Site Reliability Engineer Specialist (J00125641)
Site Reliability Engineering (SRE) is a discipline that combines software and systems engineering for building and running large-scale, distributed, fault-tolerant systems. SRE ensures that internal and external services meet or exceed reliability and performance expectations while adhering to Equifax engineering principles.
SRE is also an engineering approach to building and running production systems – we engineer solutions to operational problems. As SREs are responsible for overall system operation, we use a breadth of tools and approaches to solve a broad set of problems. Practices such as limiting time spent on operational work, blameless postmortems, proactive identification, and prevention of potential outages.
Our SRE culture of diversity, intellectual curiosity, problem solving and openness is key to its success. Equifax brings together people with a wide variety of backgrounds, experiences and perspectives. We encourage them to collaborate, think big, and take risks in a blame-free environment. We promote self-direction to work on meaningful projects, while we also strive to build an environment that provides the support and mentorship needed to learn, grow and take pride in our work.
Who is Equifax?
At Equifax, we believe knowledge drives progress. As a global data, analytics and technology company, we play an essential role in the global economy by helping employers, employees, financial institutions and government agencies make critical decisions with greater confidence.
We work to help create seamless and positive experiences during life’s pivotal moments: applying for jobs or a mortgage, financing an education or buying a car. Our impact is real and to accomplish our goals we focus on nurturing our people for career advancement and their learning and development, supporting our next generation of leaders, maintaining an inclusive and diverse work environment, and regularly engaging and recognizing our employees. Regardless of location or role, the individual and collective work of our employees makes a difference and we are looking for talented team players to join us as we help people live their financial best.
The Perks of being an Equifax Employee?
- We offer excellent compensation packages with market competitive pay, comprehensive healthcare packages, 401k matching, schedule flexibility, work from home opportunities, paid time off, and organizational growth potential.
- Grow at your own pace through online courses at Learning @ Equifax
What You’ll Do
- Participate in release cycles of our offerings, deploying code to integration, staging and production environments, integrating with continuous integration (CI) and continuous delivery (CD) tools, monitoring, and change management
- Build Automation Work with Agile development teams to ensure smooth promotion of code, configuration and Docker images to production
- As we transition to the Public cloud (AWS or Google), build new build and deployment patterns.

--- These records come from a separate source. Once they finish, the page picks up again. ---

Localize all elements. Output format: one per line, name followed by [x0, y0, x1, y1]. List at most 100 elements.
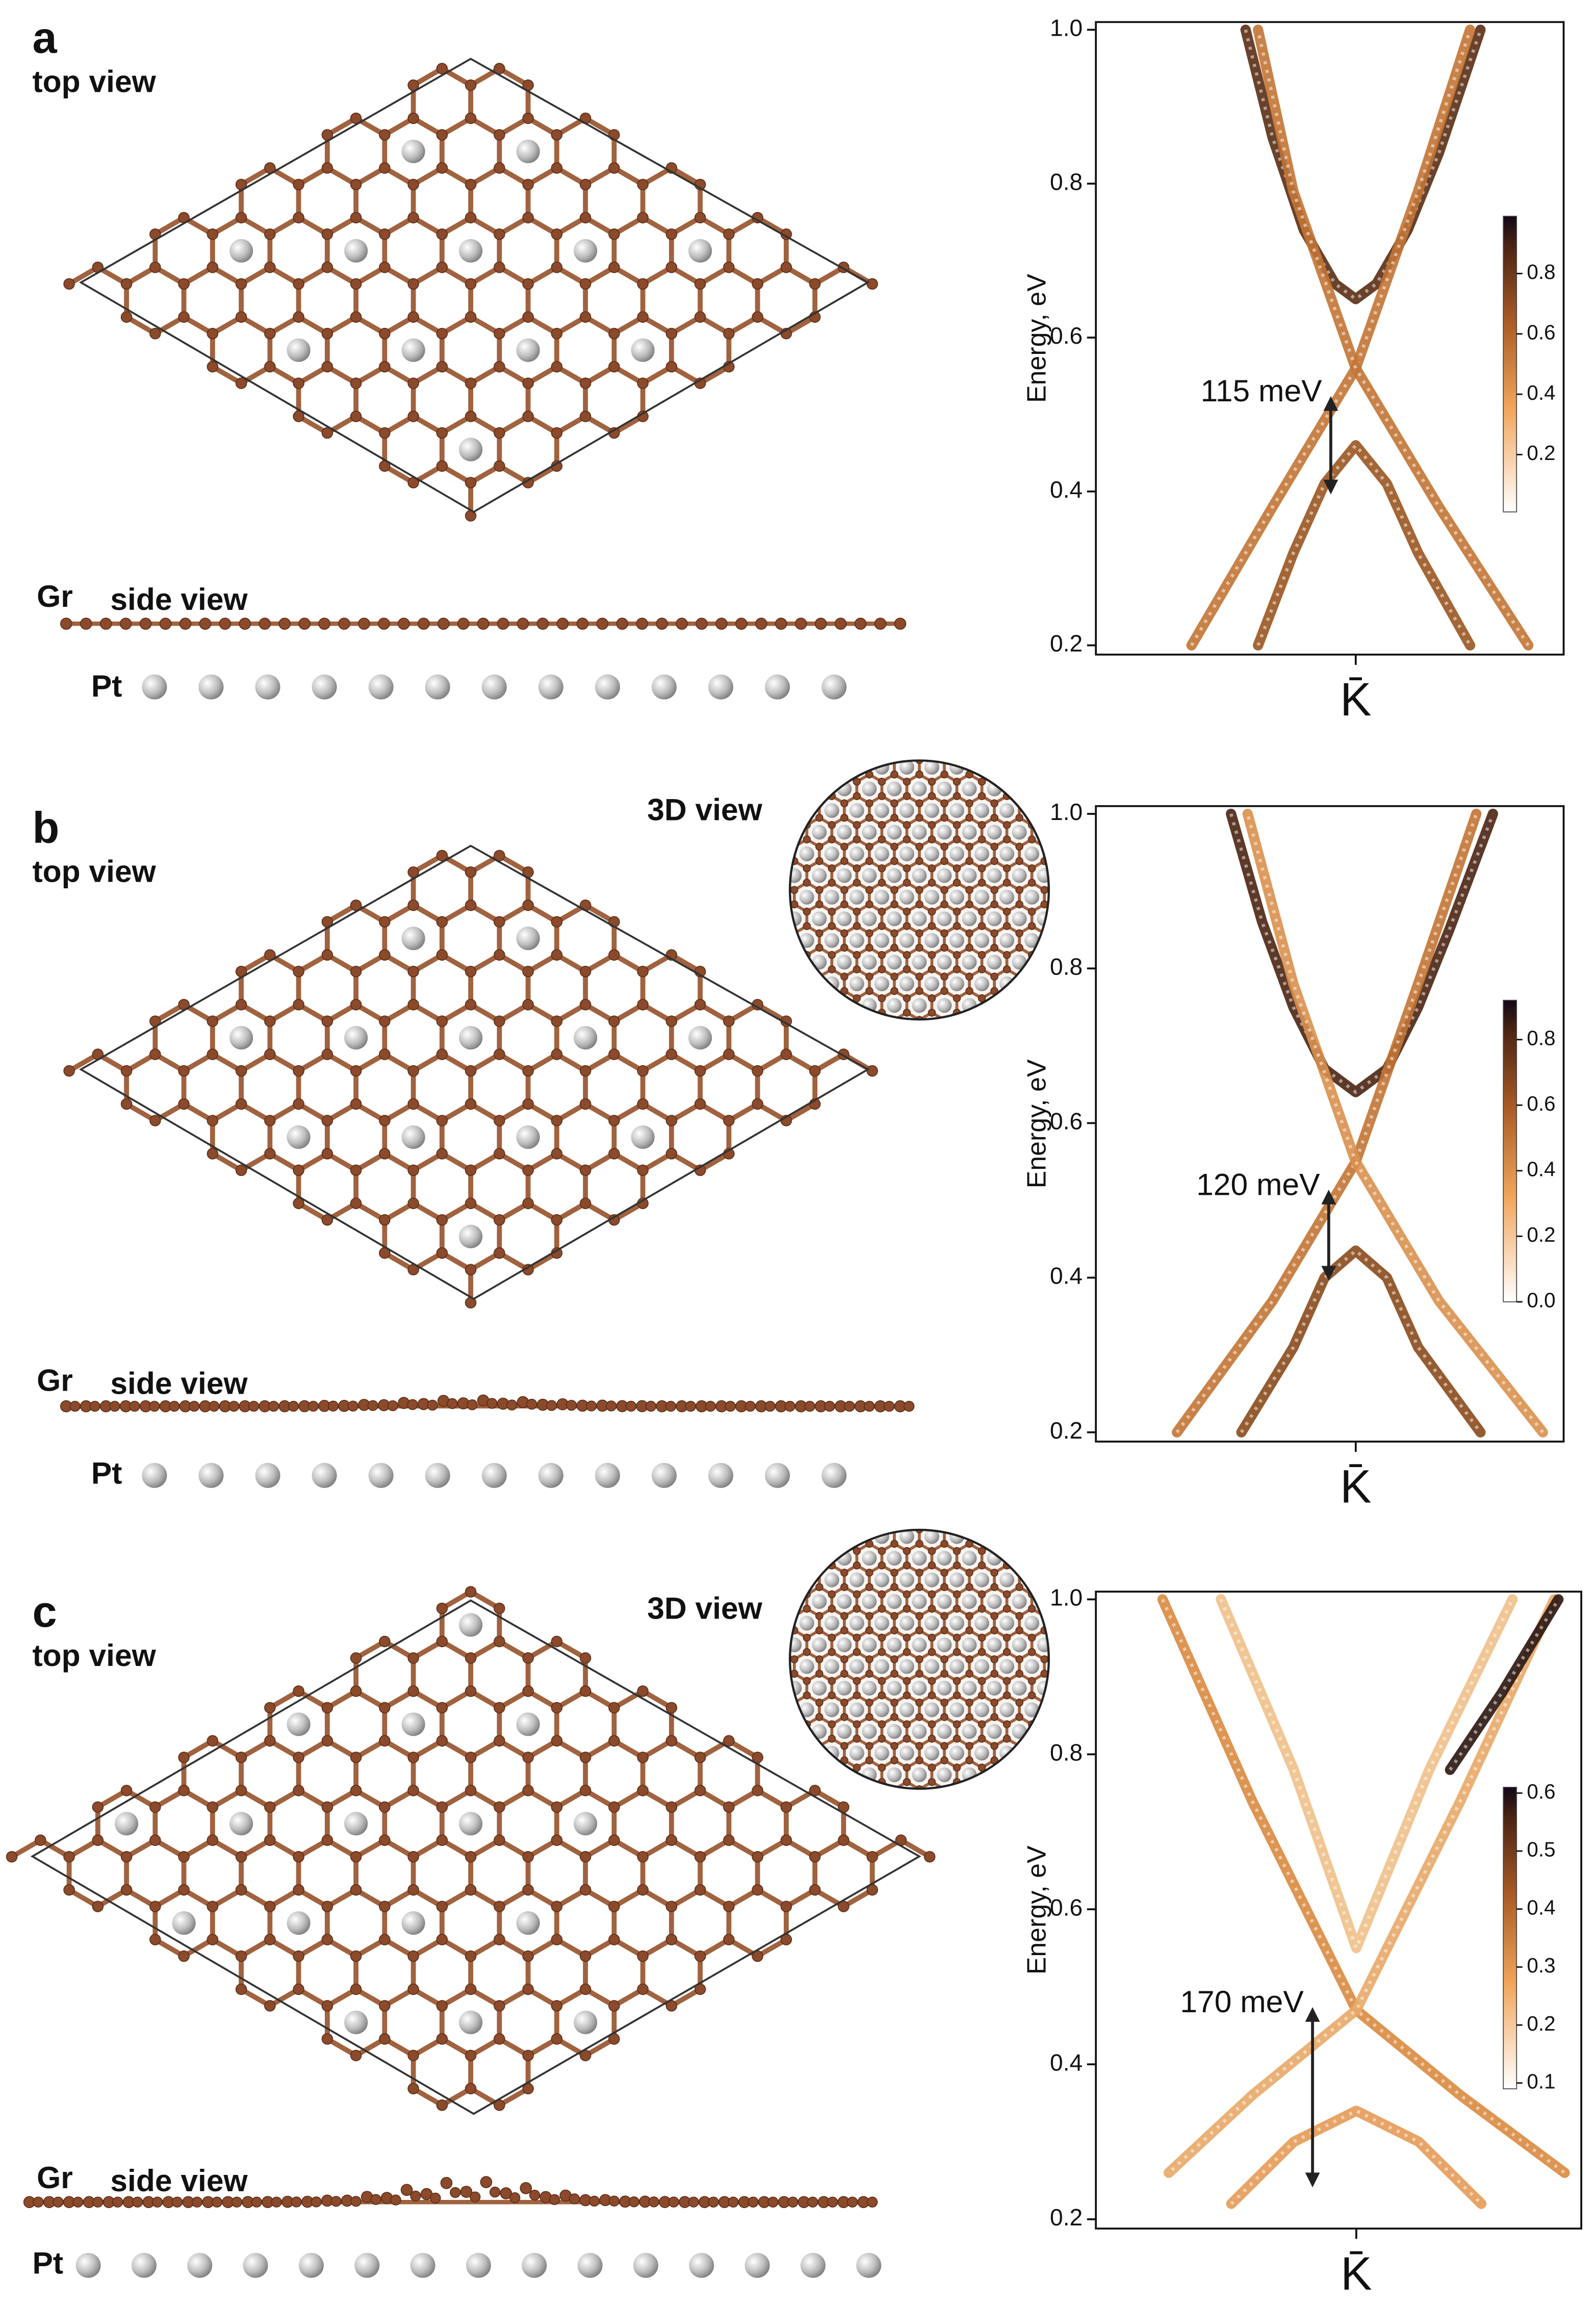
pt-atom	[887, 868, 902, 883]
c-atom	[928, 1763, 936, 1772]
c-atom	[815, 1583, 823, 1592]
c-atom	[120, 1884, 133, 1896]
y-tick-label: 0.6	[1050, 1108, 1083, 1135]
c-atom	[878, 1720, 886, 1729]
c-atom	[778, 879, 785, 886]
c-atom	[465, 1065, 477, 1077]
c-atom	[715, 618, 728, 630]
c-atom	[890, 1540, 898, 1548]
pt-atom	[651, 674, 677, 700]
c-atom	[551, 1901, 563, 1912]
pt-atom	[481, 1463, 507, 1488]
c-bond	[906, 1530, 920, 1531]
c-atom	[752, 1851, 763, 1863]
side-view-structure	[60, 618, 907, 700]
c-atom	[338, 618, 350, 630]
pt-atom	[899, 1702, 914, 1717]
c-atom	[878, 1590, 886, 1599]
pt-atom	[849, 1746, 864, 1761]
c-atom	[915, 799, 923, 808]
c-atom	[977, 792, 986, 800]
c-atom	[865, 1699, 873, 1707]
c-atom	[828, 965, 836, 973]
c-atom	[551, 228, 563, 240]
c-atom	[977, 1734, 986, 1743]
c-atom	[350, 1652, 362, 1664]
pt-atom	[1024, 933, 1040, 948]
c-atom	[350, 1950, 362, 1962]
c-atom	[723, 1015, 735, 1027]
unit-cell	[79, 844, 870, 1300]
c-atom	[579, 1685, 591, 1697]
c-atom	[865, 1530, 873, 1533]
c-atom	[744, 1401, 756, 1412]
c-atom	[436, 1015, 448, 1027]
c-atom	[977, 1691, 986, 1700]
c-atom	[878, 864, 886, 873]
c-atom	[840, 1583, 848, 1592]
c-atom	[379, 427, 391, 439]
pt-atom	[849, 803, 864, 818]
pt-atom	[924, 1020, 939, 1035]
pt-atom	[595, 1463, 620, 1488]
c-atom	[890, 1670, 898, 1678]
c-atom	[637, 278, 649, 290]
atom-layer	[6, 1586, 936, 2111]
pt-atom	[999, 1702, 1015, 1717]
c-atom	[878, 1633, 886, 1642]
c-atom	[890, 842, 898, 851]
c-atom	[350, 178, 362, 191]
pt-atom	[924, 976, 939, 991]
c-atom	[965, 1785, 973, 1789]
pt-atom	[874, 847, 889, 861]
c-atom	[665, 1934, 678, 1945]
c-atom	[522, 112, 534, 124]
c-atom	[894, 618, 907, 630]
c-atom	[915, 842, 923, 851]
c-atom	[407, 1851, 419, 1863]
c-atom	[965, 1612, 973, 1620]
pt-atom	[874, 889, 889, 905]
c-atom	[579, 1950, 591, 1962]
pt-atom	[849, 1615, 864, 1631]
c-atom	[977, 1590, 986, 1599]
pt-atom	[799, 1572, 814, 1587]
c-atom	[990, 857, 998, 865]
c-atom	[407, 998, 419, 1011]
c-atom	[321, 1735, 333, 1747]
c-atom	[440, 2177, 453, 2189]
c-atom	[865, 1569, 873, 1577]
c-atom	[132, 2196, 143, 2208]
c-atom	[878, 879, 886, 887]
c-atom	[748, 2196, 759, 2208]
c-atom	[321, 1801, 333, 1813]
pt-atom	[949, 803, 964, 818]
c-atom	[648, 2196, 659, 2208]
c-atom	[890, 770, 898, 779]
top-view-label: top view	[32, 1638, 156, 1673]
pt-atom	[949, 1746, 964, 1761]
c-atom	[494, 1048, 505, 1060]
c-atom	[865, 1583, 873, 1592]
c-atom	[865, 1612, 873, 1620]
c-atom	[865, 1741, 873, 1750]
c-atom	[665, 1048, 678, 1060]
c-atom	[815, 1670, 823, 1678]
pt-atom	[949, 933, 964, 948]
pt-atom	[142, 1463, 167, 1488]
c-atom	[436, 1048, 448, 1060]
side-view-label: side view	[110, 2163, 248, 2198]
c-atom	[752, 278, 763, 290]
c-atom	[288, 1400, 299, 1412]
c-atom	[35, 1834, 46, 1846]
pt-atom	[799, 933, 814, 948]
pt-atom	[765, 674, 790, 700]
c-atom	[178, 1851, 190, 1863]
c-atom	[815, 886, 823, 894]
pt-atom	[1024, 1615, 1040, 1631]
pt-atom	[912, 1724, 927, 1739]
pt-atom	[1012, 911, 1027, 927]
pt-atom	[874, 933, 889, 948]
c-atom	[890, 857, 898, 865]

- Oversee and adapt monitoring and alerting systems. Interact with automated monitoring and healing infrastructure to ensure healthy environments
- Develop automation to auto-correct or completely prevent issues in our solutions
- Perform software updates, peer code reviews, testing, and Common Vulnerabilities and Exposures (CVE) analysis; respond to security threats
- Identify single points of failure and other high-risk architecture issues; propose and implement more resilient resolutions
- Create and maintain standard operating procedures (SOPs) for performing maintenance tasks, applying configuration changes, and remediating problems in our environment
- Identify potential process improvements across the entire engineering organization
- Define and drive architectural enhancements into system to mitigate potential failure points
- Provide impact assessment and mitigation plan for changes going into the production environment
- Investigate root cause of severe and systemic outages, identify corrective actions
- 6+ years’ experience in continuous integration tools (Jenkins, SonarQube, JIRA, Nexus, Confluence, GIT-BitBucket, Maven, Gradle, RunDeck, is a plus)

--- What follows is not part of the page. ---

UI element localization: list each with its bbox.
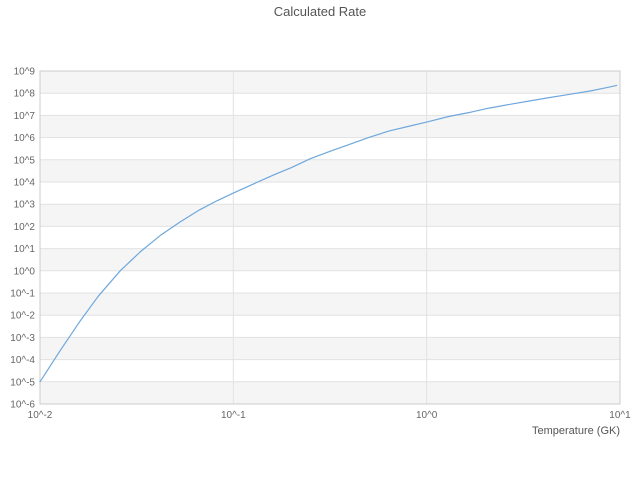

- 2+ Years in (Ansible, Puppet, Chef, Salt)/ 2+ years deploying and managing infrastructure on public clouds (AWS, GCP, or Azure or Pivotal)/Kubernetes
Extra Points for any of the Following
- Bachelor’s Degree in Computer Science, Information Management or in “STEM” Majors
- Knowledge of TCP/IP networking, load balancers, high availability architecture, zero downtime production deployments. Comfortable with network troubleshooting (tcpdump, routing, proxies, firewalls, load balancers, etc.)
- Demonstrated ability to script around repeatable tasks (Go, Ruby, Python, Bash)
- Experience with large scale cluster management systems (Mesos, Kubernetes)
- Experience with Docker-based containers is a plus
- Experience in Linux environments (CentOS).
- Experience working with Nginx, Tomcat, HAProxy, Redis, Elastic Search, MongoDB, and RabbitMQ, Kafka, Zookeeper.
Success Attributes of the Technology organization. Does this describe you?
- Think and act differently
- Ownership (build it, own it, run it)
We are an equal opportunity employer and value diversity at our company. We do not discriminate on the basis of race, religion, color, national origin, gender, sexual orientation, age, marital status, veteran status, or disability status.